Alors qu’une force militaire multinationale s’organise pour lutter contre Boko Haram, le président tchadien Idriss Déby a déclaré que le groupe terroriste était “décapité” et disparaîtra “avant la fin de l’année 2015″. Léon Koungou et Amzat Boukari-Yabara, spécialistes de ce mouvement, livrent une analyse beaucoup plus nuancée.

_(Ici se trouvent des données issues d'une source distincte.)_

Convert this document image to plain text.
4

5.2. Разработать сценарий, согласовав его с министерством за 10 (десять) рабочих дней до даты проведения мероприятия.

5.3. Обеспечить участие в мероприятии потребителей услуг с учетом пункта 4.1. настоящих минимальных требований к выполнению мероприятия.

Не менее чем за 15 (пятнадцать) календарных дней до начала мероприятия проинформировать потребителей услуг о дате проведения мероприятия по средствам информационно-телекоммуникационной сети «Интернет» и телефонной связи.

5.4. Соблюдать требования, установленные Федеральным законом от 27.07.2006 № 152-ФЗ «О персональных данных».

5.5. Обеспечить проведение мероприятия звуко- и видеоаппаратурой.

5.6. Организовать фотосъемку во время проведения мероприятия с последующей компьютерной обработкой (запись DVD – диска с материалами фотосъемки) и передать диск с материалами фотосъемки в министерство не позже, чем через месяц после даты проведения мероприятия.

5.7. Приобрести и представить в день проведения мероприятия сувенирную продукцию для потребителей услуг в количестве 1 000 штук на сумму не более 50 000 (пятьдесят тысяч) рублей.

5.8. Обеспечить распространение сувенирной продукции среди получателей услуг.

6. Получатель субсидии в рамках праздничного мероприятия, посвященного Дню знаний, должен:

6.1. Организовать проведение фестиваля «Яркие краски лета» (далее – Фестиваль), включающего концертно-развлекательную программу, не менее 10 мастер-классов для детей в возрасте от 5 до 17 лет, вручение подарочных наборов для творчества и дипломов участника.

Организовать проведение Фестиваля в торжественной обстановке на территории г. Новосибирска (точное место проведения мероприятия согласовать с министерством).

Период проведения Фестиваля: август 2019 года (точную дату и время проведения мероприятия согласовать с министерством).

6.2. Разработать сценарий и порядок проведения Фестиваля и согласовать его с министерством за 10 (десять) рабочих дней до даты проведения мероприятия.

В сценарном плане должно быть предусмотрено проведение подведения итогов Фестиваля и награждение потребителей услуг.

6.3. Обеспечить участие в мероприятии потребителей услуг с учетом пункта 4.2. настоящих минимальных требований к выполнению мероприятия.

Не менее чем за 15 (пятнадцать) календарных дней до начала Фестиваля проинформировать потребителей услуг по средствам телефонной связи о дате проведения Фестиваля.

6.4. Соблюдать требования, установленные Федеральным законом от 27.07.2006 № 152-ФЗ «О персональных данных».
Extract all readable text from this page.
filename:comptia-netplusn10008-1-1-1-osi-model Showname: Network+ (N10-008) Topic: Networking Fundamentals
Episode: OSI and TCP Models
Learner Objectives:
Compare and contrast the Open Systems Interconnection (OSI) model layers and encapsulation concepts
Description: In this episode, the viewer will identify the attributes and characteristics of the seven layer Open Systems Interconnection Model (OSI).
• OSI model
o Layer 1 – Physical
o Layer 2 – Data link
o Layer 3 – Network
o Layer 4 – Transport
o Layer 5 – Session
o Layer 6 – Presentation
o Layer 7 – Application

Est-ce vraiment la fin de Boko Haram ?
Un vent d’espoir souffle en Afrique occidentale, où le groupe terroriste Boko Haram, aussi appelé groupe Etat islamique en Afrique de l’Ouest depuis son allégeance en mars dernier, est en net retrait et perd chaque jour du terrain.
 
Dans un discours lors de la célébration du 55e anniversaire de l’indépendance du Tchad le mardi 11 août, le président tchadien Idriss Déby a déclaré que la future coalition réunissant les cinq Etats menacés par Boko Haram (Nigeria, Cameroun, Tchad, Niger et Bénin) sera “en mesure de mettre hors d’état de nuire Boko Haram avant la fin de l’année 2015″.
 
Afin de commenter ces propos d’un optimisme surprenant, Les Inrocks ont interrogé deux spécialistes du groupe terroriste : Léon Koungou, chercheur en sciences politiques, et Amzat Boukari-Yabara, historien et spécialiste des conflits.
 
Des propos très politiques
 
Ces deux spécialistes de la région du golfe de Guinée sont d’accord : cette déclaration est loin d’être neutre et doit être remise dans son contexte. “Il y avait de la part d’Idriss Déby la volonté de rassurer la population et de ne pas démoraliser les troupes”, souligne Amzat Boukari-Yabara.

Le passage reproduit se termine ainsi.